In een brochure van de commissie Hulp aan Spanje vertelde ze over haar tijd in Albacete. Bij haar op de afdeling, zo schreef ze, werkte een klein, bijdehand, Spaans meisje, Dolores, van krap zestien jaar. Zoals veel andere vrouwen uit de omgeving hielp ze in de huishouding in het hospitaal. To had het in die tijd enorm druk en besloot Dolores tot hulpverpleegster in te werken. Dit pakte heel goed uit en ze bleek een enorm goeie hulp te zijn. Toen To uit het hospitaal vertrok, had Dolores het zelfs tot operatiezuster gebracht.
To was, aldus collega verpleegster Jopie Bovenkerk die ook in Spanje diende, een uiterst vakkundig verpleegster. Jopie herinnerde zich een keer dat ze midden in de nacht iemand met brandwonden naar het hospitaal in Albacete moesten brengen, omdat het hospitaal waar Jopie werkte, in Villaneuva de la Jara, niet over de juiste middelen beschikte.
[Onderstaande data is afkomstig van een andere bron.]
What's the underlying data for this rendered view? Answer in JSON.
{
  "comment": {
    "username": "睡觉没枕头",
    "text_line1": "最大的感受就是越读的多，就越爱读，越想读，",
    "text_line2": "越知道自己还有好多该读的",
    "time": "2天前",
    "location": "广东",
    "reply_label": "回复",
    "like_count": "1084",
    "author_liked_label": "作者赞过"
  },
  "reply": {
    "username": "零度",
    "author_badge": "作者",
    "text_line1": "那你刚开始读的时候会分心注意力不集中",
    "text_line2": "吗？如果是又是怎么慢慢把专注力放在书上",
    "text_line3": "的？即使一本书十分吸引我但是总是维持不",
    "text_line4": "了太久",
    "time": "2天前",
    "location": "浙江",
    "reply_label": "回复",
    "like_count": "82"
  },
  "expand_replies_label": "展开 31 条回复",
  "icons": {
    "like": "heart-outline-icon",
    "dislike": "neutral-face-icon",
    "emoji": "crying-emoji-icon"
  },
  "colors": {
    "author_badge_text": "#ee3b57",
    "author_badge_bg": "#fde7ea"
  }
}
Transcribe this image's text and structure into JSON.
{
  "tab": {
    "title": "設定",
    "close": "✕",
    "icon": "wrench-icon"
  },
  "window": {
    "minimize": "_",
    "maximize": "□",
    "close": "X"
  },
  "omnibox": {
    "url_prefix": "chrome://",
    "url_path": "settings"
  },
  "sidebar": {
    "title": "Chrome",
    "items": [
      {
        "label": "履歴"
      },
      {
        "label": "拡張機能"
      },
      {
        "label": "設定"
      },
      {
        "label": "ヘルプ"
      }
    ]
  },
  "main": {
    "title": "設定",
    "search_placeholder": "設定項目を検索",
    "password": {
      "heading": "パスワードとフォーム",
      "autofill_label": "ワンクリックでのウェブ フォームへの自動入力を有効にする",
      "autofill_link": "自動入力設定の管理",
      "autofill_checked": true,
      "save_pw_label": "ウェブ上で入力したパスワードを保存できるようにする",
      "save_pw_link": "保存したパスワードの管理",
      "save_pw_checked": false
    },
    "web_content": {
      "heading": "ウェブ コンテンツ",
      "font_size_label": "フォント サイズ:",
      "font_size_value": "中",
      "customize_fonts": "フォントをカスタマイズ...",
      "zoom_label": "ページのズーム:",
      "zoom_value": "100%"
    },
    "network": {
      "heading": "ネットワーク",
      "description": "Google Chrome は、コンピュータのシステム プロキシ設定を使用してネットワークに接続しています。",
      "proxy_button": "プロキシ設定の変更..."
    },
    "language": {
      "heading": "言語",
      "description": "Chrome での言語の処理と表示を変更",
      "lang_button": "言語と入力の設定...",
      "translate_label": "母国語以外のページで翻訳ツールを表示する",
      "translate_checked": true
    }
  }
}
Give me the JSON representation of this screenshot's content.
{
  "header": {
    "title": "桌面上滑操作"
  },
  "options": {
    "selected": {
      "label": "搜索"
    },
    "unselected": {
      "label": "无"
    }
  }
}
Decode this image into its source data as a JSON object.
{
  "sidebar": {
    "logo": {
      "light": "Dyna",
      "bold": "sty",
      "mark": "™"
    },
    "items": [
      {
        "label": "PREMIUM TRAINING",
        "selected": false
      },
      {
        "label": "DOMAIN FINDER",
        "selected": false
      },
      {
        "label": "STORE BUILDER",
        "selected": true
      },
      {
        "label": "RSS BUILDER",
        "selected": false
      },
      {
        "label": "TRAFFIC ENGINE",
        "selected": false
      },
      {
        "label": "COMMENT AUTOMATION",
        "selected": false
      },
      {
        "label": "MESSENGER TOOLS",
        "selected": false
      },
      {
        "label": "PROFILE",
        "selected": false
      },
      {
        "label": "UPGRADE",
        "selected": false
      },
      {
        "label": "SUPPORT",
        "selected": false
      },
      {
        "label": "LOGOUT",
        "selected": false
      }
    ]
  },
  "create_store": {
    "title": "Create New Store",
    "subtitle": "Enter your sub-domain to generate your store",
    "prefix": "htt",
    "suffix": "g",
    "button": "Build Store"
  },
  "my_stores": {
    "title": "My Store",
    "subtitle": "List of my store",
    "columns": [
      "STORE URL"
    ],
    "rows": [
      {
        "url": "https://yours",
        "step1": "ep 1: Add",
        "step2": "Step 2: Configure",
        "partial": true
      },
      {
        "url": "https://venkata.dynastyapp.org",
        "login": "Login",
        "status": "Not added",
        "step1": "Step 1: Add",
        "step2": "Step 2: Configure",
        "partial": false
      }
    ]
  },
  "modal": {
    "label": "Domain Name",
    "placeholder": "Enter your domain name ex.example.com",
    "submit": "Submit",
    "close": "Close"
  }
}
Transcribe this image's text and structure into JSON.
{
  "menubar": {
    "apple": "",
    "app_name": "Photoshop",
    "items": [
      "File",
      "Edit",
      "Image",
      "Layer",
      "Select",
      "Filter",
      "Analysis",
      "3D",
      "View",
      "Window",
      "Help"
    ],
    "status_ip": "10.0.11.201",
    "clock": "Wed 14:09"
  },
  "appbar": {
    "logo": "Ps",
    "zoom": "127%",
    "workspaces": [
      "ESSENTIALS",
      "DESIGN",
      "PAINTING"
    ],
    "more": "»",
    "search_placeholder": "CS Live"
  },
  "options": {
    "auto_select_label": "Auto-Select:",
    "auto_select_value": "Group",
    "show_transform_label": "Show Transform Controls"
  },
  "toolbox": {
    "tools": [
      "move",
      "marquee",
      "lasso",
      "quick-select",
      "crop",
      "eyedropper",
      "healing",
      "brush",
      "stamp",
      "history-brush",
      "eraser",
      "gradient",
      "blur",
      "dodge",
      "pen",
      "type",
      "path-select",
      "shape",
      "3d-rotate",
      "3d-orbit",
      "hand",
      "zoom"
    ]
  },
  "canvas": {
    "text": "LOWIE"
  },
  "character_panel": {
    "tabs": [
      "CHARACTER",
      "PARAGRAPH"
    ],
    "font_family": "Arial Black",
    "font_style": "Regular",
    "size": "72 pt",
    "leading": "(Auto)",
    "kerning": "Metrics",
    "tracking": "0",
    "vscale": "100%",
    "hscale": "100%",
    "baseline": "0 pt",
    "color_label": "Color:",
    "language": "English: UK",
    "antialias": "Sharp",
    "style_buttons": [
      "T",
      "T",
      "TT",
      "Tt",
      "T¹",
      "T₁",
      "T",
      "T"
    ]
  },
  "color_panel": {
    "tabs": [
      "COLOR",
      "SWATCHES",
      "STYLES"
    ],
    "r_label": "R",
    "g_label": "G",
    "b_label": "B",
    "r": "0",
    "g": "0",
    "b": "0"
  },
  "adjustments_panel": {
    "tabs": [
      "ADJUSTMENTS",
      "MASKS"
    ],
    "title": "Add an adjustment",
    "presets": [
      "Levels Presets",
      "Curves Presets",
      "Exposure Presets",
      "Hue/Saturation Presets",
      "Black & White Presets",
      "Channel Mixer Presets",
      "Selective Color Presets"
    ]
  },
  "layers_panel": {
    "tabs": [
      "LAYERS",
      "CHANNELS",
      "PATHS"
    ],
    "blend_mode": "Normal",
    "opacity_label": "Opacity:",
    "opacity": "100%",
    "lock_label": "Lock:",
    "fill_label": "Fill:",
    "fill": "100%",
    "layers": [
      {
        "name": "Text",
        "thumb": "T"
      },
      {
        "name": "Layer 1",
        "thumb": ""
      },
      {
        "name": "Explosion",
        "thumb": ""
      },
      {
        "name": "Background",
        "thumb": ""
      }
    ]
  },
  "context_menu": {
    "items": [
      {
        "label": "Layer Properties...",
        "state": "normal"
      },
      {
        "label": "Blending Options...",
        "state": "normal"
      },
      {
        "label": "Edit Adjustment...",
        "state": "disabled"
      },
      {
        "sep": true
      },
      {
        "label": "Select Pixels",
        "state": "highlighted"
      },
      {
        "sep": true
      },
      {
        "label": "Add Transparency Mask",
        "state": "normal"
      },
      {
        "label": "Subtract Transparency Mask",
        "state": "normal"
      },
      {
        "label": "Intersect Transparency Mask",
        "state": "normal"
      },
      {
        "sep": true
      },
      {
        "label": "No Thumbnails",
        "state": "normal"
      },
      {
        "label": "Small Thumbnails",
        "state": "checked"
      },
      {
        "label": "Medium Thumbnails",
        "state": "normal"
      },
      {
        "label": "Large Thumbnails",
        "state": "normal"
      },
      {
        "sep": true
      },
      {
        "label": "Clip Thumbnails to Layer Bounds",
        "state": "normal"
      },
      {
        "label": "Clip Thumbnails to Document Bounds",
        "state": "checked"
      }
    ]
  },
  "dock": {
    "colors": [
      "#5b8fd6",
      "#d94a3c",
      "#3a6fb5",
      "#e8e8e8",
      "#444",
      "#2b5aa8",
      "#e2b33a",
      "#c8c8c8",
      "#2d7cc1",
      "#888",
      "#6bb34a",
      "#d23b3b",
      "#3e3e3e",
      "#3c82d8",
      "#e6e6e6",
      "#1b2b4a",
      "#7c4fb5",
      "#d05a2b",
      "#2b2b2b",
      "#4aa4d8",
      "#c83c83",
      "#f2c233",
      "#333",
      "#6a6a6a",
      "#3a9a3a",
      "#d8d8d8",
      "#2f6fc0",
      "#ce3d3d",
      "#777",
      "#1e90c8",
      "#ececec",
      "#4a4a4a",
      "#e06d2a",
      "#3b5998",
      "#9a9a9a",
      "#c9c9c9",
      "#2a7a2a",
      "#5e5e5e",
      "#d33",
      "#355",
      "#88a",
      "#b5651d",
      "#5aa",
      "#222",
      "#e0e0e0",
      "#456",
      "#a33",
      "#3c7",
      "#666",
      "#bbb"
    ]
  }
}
To, die op dat moment in Albacete werkte, moest midden in de nacht uit bed worden gehaald. Volgens het verhaal van Jopie mopperde To daar in eerste instantie over, maar, zo vertelde Jopie, dat was maar schijn. To ging zoals altijd uiterst vakkundig te werk. Ze kon haar patiënt met een gerust hart achterlaten, want ze wist dat hij bij To de beste zorg zou krijgen die er was.
In Spanje werd To verliefd op een Amerikaanse-Hongaarse Spanjestrijder, de Joodse Sandor Voros. Ze raakte zwanger, wat, gezien de omstandigheden, een uiterst ongunstige situatie was. Sandor was op dat moment op verschillende plekken gestationeerd en To beschouwde het dan ook meer haar probleem dan het zijne. Uiteindelijk besloot ze, zonder dit met Sandor te overleggen, dat ze het kindje wilde houden. In eerste instantie wilde To in Spanje blijven en daar bevallen, maar toen de nationalisten steeds verder oprukten, besloot ze dat het toch veiliger was om terug te gaan naar Nederland. Ze vertrok uiteindelijk pas in mei 1938 – ze was toen acht maanden zwanger - liftend en bijna zonder geld terug naar Nederland. Het was een hele onderneming.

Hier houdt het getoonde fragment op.